# Mobile Hotspot Broken .893 Update?



## m1e1w1 (Oct 12, 2011)

Im running .893 Ota /w radio and kern. With r3blur3d 2.0 and unthrottled installed.
I checked with sqldb that the check value is 1, but when i turn on mobile hotspot it checks for provisioning. Does not go through and does not enable the feature.

Suggestions?

Sent from my DROID BIONIC using Tapatalk


----------



## RangeRat125 (Sep 23, 2011)

I believe you need to change the value to 0.


----------



## hurleyint (Oct 1, 2011)

m1e1w1 said:


> Im running .893 Ota /w radio and kern. With r3blur3d 2.0 and unthrottled installed.
> I checked with sqldb that the check value is 1, but when i turn on mobile hotspot it checks for provisioning. Does not go through and does not enable the feature.
> 
> Suggestions?
> ...


Did you change the value to 0? Mine still works...


----------



## jzd5032 (Jun 21, 2011)

I'm on the update and it still works. Gotta change it from 1 to 0


----------



## m1e1w1 (Oct 12, 2011)

I have the value at 0. Still checks / fails.

Anything else to check?

Edit: i did a reboot, hotspot failed again. Checked the values set to 0. Rebooted, hotspot works now. Thanks.

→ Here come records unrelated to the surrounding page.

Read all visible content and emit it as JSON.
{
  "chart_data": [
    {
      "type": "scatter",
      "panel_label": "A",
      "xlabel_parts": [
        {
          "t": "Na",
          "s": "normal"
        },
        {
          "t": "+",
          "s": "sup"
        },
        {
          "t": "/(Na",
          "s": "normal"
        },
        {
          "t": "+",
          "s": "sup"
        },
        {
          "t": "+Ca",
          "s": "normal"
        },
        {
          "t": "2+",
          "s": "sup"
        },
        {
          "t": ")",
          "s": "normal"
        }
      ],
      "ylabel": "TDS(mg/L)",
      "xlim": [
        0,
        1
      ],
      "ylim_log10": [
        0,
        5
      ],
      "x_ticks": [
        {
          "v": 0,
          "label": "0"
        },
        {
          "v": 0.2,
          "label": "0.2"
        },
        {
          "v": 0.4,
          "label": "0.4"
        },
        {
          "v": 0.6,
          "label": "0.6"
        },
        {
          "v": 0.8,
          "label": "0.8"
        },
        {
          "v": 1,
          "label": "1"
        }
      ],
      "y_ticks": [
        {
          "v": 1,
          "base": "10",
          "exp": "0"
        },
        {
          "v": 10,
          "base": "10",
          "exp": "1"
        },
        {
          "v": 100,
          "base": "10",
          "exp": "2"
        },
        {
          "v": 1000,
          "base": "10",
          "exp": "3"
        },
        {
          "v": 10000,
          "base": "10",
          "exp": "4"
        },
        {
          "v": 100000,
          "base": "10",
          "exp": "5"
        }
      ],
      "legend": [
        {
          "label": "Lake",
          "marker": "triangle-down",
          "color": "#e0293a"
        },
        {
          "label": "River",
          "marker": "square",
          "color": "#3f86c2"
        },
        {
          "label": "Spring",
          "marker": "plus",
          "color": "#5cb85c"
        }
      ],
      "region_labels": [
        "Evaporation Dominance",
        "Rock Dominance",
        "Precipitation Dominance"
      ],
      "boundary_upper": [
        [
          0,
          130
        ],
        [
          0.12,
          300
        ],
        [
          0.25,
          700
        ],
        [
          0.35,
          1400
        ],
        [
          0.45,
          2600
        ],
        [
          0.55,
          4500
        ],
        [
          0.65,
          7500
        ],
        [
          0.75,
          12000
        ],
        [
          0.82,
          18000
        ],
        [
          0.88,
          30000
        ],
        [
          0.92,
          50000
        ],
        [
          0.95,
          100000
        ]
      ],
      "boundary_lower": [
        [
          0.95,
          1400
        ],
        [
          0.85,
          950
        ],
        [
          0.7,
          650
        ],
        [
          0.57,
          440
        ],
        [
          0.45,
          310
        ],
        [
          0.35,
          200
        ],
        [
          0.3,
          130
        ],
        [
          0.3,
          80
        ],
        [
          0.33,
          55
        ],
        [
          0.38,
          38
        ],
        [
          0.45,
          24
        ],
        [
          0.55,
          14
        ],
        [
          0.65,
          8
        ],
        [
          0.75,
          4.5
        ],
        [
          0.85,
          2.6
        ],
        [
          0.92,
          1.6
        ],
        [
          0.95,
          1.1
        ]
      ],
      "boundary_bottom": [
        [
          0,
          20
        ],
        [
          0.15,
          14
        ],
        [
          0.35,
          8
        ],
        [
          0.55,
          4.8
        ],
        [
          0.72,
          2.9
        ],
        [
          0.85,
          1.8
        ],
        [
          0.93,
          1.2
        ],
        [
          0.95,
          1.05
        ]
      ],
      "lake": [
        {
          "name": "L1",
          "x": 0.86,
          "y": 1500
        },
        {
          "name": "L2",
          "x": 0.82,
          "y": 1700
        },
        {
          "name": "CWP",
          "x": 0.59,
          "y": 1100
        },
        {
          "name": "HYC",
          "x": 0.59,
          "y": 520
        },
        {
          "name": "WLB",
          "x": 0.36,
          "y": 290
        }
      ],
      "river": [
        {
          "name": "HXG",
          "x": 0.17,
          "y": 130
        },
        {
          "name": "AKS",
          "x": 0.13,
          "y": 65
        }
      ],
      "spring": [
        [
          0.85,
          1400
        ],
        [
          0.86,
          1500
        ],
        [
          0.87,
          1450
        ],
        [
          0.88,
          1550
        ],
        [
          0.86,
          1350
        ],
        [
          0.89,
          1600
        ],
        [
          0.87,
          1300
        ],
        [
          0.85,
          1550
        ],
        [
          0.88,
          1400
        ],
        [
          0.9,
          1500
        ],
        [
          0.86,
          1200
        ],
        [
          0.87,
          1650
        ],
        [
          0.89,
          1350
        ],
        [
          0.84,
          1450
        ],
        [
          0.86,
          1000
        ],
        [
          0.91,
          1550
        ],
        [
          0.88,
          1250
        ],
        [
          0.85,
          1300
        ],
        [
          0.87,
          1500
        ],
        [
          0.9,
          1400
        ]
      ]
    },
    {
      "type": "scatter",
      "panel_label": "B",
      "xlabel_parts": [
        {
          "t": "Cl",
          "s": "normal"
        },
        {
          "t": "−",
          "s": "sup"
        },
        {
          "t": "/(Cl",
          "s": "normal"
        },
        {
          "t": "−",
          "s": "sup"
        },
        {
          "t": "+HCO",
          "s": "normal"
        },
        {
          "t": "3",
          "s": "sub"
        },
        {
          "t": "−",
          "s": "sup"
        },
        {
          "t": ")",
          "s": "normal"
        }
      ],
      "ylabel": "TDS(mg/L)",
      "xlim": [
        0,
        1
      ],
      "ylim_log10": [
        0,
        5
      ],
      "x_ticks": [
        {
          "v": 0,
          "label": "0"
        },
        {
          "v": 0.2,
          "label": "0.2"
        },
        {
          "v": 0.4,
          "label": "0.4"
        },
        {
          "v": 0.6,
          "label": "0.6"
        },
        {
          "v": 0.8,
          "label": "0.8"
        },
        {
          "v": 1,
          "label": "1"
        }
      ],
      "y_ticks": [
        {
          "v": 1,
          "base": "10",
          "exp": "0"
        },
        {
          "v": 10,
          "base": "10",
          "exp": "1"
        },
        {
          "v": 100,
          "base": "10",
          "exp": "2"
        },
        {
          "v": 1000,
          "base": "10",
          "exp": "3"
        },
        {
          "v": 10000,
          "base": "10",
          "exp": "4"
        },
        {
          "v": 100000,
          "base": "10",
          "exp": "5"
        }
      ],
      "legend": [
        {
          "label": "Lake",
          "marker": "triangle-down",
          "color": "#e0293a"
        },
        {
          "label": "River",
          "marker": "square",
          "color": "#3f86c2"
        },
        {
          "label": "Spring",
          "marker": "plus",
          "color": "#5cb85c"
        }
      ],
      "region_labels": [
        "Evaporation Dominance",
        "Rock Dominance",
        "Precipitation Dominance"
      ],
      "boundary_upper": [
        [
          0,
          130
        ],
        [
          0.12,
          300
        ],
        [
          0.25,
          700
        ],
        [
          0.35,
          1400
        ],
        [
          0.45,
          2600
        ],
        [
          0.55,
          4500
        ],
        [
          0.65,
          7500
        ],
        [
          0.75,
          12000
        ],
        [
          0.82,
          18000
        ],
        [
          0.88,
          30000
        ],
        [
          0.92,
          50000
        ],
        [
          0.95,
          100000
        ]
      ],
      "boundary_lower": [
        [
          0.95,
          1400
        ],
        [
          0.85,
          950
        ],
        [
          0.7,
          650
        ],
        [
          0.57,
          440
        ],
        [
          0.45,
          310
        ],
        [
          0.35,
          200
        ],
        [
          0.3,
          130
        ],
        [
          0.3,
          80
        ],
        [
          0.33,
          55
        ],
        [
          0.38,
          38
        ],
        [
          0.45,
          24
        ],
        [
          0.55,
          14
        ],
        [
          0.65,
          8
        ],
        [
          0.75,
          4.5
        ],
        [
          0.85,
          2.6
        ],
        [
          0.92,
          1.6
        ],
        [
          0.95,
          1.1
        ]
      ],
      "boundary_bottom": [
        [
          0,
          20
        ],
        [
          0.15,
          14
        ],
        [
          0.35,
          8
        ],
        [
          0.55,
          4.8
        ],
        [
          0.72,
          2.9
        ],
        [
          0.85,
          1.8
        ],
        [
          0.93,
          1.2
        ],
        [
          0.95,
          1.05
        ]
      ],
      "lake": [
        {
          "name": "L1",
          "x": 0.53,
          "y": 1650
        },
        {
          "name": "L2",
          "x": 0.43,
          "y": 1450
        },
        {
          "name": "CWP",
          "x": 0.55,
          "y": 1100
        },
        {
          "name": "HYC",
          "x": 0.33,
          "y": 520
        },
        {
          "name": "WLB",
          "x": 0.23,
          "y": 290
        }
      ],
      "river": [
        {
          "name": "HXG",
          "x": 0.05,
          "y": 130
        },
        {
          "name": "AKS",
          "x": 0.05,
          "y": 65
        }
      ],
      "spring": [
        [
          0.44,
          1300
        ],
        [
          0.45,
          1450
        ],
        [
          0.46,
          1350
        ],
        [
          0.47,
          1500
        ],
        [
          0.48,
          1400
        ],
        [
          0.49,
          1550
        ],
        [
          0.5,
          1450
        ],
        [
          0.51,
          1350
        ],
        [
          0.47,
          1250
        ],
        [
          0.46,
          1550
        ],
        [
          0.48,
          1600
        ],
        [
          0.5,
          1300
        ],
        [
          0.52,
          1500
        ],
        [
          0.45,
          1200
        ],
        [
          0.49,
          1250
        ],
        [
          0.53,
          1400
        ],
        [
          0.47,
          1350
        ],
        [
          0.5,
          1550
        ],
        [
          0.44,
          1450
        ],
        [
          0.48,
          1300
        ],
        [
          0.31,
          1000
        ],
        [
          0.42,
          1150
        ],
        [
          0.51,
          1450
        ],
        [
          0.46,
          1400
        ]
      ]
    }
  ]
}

Sent from my DROID BIONIC using Tapatalk


----------



## idefiler6 (Sep 3, 2011)

Nothing changed for me, still working fine.


----------



## YouthD (Sep 27, 2011)

Problem Fixed.


----------



## NinjaTivo (Oct 24, 2011)

I have the hotspot app legally and I still have to check it once and wait for it to say it failed, then reboot. Then it works.


----------



## skyroket (Oct 26, 2011)

Is the question still on the table whether they're tracking that? I got scared and unhacked mine back to 1 the other day, even though I don't use it very often. You guys obviously haven't seen anything on your bills...


----------



## sjflowerhorn (Oct 17, 2011)

Im all for free stuff but I caved and bought the 4g mifi and opted to the 20$ tethering plan as well for the phone.


----------